A votre bon coeur M'sieur Dames !
L'enseigne qui m'emploie a une activité de mécénat : les enfants hospitalisés. Comment fait-elle pour les aider ? Non, elle ne paie pas du matériel médical dernier cri, mais elle est partie d'un constat simple : les maladies les plus graves sont traitées dans des centres peu nombreux mais équipés de ces matériels de pointe.
Or, pour un enfant habitant à Trifouille les oies, le déplacement est long jusqu'au centre où il recevra son traitement. Et il est donc tout aussi difficile pour ses parents de l'accompagner. Quand il y a de la place dans le service en question... Et alors, il n'y a de place que pour un des deux parents. Quant au reste de la famille, il peut toujours se brosser.
Pour pallier à cet état de fait, le mécénat a choisi d'ouvrir des "maisons de parents" près des hopitaux concernés : là, les familles sont accueillies en entier pour se tenir à proximité de l'enfant malade. Ainsi, la traitement est moins lourd à supporter pour celui-ci et la vie est facilitée par rapport aux autres solutions existantes (foyer, chambre de parent accompagnant, hotel, amis hébergeants....).

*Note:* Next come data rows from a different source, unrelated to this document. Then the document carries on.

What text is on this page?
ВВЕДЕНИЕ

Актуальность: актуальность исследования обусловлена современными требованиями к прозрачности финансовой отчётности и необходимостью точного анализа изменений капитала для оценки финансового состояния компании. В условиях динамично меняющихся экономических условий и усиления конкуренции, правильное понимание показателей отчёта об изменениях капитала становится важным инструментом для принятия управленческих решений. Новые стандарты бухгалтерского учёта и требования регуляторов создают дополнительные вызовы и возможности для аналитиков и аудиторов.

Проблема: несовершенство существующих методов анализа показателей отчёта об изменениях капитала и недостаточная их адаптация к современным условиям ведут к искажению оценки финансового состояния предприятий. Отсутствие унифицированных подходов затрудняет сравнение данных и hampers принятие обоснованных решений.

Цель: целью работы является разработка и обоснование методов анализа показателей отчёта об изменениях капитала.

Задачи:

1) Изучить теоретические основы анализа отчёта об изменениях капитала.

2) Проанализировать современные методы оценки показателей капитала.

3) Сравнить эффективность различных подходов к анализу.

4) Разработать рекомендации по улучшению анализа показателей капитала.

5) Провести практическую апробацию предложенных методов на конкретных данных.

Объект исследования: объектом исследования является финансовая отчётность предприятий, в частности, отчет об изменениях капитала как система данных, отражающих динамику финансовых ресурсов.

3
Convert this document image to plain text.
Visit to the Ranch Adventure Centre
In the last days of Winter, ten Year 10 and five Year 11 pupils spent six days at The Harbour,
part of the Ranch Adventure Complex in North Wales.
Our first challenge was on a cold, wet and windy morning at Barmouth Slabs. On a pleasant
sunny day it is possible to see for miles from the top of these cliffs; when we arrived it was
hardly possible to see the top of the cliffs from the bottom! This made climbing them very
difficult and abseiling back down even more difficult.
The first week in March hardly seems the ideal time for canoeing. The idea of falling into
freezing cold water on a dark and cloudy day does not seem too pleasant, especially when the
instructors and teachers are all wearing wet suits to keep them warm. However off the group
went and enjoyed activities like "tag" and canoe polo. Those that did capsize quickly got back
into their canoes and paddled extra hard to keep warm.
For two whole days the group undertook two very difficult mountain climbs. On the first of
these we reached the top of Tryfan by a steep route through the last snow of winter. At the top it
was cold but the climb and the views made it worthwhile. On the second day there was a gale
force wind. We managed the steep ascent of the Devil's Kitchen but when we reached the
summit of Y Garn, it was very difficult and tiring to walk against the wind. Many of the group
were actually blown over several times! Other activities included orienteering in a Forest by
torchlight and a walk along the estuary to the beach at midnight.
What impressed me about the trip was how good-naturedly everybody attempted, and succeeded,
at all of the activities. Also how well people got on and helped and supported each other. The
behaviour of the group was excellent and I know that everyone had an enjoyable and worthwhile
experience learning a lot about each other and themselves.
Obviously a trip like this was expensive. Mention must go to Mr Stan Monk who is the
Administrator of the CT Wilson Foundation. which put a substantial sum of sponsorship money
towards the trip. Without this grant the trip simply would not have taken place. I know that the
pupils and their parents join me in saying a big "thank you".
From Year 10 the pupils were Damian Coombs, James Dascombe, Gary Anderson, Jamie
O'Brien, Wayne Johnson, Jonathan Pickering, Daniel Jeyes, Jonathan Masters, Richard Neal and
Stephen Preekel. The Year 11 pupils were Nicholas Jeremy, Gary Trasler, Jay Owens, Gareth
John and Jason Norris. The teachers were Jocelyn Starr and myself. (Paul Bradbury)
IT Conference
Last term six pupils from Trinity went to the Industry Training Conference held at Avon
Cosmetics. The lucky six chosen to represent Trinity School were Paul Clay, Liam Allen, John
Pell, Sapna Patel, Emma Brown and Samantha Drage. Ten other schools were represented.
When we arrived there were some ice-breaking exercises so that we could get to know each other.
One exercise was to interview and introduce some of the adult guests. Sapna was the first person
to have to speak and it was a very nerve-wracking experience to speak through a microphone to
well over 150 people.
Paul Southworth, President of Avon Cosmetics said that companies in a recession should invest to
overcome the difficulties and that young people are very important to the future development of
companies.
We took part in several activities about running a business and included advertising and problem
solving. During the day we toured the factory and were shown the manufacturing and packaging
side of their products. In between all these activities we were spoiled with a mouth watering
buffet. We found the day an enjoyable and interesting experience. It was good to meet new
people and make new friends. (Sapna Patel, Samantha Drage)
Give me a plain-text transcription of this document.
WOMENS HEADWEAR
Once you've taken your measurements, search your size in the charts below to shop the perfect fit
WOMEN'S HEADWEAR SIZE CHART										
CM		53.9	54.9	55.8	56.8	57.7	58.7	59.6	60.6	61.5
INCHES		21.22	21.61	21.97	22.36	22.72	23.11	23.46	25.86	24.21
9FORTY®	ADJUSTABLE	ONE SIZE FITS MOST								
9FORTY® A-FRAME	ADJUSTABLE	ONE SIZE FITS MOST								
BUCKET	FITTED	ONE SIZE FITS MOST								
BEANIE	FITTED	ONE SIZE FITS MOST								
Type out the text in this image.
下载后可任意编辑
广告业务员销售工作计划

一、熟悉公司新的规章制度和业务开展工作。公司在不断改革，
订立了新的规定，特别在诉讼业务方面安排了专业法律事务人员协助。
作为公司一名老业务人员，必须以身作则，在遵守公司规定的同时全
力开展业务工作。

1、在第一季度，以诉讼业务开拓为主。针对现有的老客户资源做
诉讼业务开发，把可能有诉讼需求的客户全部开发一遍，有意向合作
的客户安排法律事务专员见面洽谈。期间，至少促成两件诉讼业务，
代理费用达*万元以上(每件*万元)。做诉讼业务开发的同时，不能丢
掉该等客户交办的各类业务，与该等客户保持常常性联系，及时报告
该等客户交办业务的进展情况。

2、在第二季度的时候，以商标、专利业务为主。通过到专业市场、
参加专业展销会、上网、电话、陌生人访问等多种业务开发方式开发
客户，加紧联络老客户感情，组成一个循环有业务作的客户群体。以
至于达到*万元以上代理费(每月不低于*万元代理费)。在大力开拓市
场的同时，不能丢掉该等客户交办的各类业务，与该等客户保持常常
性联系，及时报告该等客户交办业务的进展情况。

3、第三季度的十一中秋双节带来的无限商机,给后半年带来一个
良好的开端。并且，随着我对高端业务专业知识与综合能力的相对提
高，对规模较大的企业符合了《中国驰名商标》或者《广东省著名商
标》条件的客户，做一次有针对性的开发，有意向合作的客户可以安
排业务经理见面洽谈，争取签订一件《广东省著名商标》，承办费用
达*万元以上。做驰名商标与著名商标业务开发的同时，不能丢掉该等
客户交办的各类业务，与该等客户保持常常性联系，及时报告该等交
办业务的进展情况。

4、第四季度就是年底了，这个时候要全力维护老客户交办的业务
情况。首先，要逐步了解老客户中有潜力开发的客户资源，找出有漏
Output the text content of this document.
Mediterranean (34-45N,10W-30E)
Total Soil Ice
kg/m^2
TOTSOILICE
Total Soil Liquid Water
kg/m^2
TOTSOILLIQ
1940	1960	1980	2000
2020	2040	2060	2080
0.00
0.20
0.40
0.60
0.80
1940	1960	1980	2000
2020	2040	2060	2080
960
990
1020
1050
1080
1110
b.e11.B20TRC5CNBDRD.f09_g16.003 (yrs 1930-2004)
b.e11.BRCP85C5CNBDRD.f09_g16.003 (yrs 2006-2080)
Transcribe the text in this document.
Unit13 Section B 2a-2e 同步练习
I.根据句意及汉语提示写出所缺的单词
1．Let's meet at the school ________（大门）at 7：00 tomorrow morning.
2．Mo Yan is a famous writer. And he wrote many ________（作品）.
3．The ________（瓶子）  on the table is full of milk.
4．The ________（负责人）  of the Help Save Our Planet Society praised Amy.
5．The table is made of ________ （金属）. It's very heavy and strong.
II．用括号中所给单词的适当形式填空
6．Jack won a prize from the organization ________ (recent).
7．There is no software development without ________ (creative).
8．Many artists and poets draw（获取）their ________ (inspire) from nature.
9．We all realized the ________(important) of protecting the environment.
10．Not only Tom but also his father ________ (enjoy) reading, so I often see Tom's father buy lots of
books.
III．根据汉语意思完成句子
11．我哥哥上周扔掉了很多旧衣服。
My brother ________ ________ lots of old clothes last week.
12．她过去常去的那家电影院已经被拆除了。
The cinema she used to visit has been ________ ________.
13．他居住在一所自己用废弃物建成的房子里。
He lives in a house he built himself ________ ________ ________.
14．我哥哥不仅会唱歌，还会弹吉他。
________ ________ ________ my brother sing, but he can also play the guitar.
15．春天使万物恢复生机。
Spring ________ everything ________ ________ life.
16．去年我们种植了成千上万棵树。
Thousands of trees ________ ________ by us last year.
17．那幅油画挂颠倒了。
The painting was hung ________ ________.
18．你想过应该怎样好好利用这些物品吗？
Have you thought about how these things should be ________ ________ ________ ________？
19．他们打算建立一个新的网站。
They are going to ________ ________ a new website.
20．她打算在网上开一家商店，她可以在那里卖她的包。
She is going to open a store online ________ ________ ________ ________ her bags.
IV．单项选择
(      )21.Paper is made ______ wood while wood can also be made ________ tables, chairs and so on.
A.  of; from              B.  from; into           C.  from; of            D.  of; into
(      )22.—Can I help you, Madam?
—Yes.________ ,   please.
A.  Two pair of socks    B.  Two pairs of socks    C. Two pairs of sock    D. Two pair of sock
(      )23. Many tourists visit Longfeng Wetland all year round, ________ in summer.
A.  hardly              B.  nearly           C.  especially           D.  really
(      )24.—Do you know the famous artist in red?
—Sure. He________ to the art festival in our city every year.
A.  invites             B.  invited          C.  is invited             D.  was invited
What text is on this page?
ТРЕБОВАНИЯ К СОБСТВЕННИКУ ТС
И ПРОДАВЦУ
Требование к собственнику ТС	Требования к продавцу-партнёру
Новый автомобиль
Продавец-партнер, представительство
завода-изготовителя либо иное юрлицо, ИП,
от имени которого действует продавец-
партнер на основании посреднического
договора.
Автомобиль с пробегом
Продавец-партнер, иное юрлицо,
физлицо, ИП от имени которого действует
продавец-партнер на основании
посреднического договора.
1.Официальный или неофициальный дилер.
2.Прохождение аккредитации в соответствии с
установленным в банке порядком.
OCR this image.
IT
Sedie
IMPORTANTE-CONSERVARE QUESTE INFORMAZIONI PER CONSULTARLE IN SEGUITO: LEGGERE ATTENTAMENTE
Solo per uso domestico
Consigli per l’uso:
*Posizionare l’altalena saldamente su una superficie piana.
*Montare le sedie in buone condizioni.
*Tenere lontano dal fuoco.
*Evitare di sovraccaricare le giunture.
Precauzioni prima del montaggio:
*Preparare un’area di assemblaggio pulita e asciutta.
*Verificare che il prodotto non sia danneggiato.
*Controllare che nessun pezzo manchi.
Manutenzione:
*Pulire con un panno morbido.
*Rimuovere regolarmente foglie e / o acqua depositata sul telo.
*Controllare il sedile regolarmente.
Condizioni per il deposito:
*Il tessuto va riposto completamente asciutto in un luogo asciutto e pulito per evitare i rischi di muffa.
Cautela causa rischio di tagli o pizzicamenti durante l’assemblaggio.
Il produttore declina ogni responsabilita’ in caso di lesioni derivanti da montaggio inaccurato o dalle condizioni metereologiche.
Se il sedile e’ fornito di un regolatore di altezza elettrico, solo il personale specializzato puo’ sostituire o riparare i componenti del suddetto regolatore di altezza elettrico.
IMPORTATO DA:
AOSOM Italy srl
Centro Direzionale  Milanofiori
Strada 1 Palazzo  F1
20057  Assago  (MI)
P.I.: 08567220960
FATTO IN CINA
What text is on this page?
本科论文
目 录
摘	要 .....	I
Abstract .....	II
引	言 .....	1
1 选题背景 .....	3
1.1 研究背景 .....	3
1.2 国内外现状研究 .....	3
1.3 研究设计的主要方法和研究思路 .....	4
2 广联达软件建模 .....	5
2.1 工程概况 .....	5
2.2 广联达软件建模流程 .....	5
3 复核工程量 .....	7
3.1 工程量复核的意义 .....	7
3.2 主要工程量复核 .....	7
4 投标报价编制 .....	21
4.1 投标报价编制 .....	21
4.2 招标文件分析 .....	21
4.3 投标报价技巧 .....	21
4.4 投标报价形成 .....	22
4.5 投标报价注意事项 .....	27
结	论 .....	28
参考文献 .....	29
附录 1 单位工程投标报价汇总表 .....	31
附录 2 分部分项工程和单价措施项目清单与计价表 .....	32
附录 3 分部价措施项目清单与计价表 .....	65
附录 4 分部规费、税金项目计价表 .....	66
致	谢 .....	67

Je le sais d'expérience personnelle.
Ces maisons sont financées par une participation des familles, par des cotisations versées par les restaurants, par des actions ponctuelles dans l'année (comme une journée spéciale où chaque achat de menu déclanche un don) et par les urnes disposées sur les comptoirs pour recueuillir la petite monnaie.
Ah, ces urnes !
Les gens sont souvent bien trop méfiants, pensant que cet argent là va grossir la cagnotte de la firme (ce serait plus efficace 'augmenter de 5 c tous les menus) ou celle des employés. Mais que ca serve à du caritatif, ca, c'est "pas possible" !
Alors il y a ceux qui critiquent vertement le système ("c'est pour les Ricains, çà !" "Macdo est de toute manière assez riche"...) Ou qui font : "Et il y a au moins un recu fiscal ?" (Pour 5 c ?) Bref, vous voyez le genre.
Mais il y en a qui donnent. Parfois, c'est inutile, car ce sont des pièces étrangères (cents étasuniens, peso, dirham, livres turques et même anciennes lires italiennes) mais bon, c'est le geste qui compte ! (Rappelez vous de la vieille dame qui donne au temple de Jérusalem et qui est finalement plus généreuse que les Marchands du Temple et leurs grosses offrandes...)
Il y en a d'autres qui essaient de retourner l'objet pour en sortir des sous.
Ainsi, j'avais trois nanas en caisse. Seize ans, plus de poitrine que de cervelle, qui me font, avec une voix sucrée :
- Mseiur, il me manque 50 c pour un sundae !
-Ben tant pis ! Vous n'en achetez pas !
- Et on peut pas en prendre de là ?
- Ah, non, ca c'est pour les enfants malades !
-Mais moi je suis malade !
Et elle de se pencher en avant, écrasant sa poitrine bien développée (et bien visible) sur le comptoir.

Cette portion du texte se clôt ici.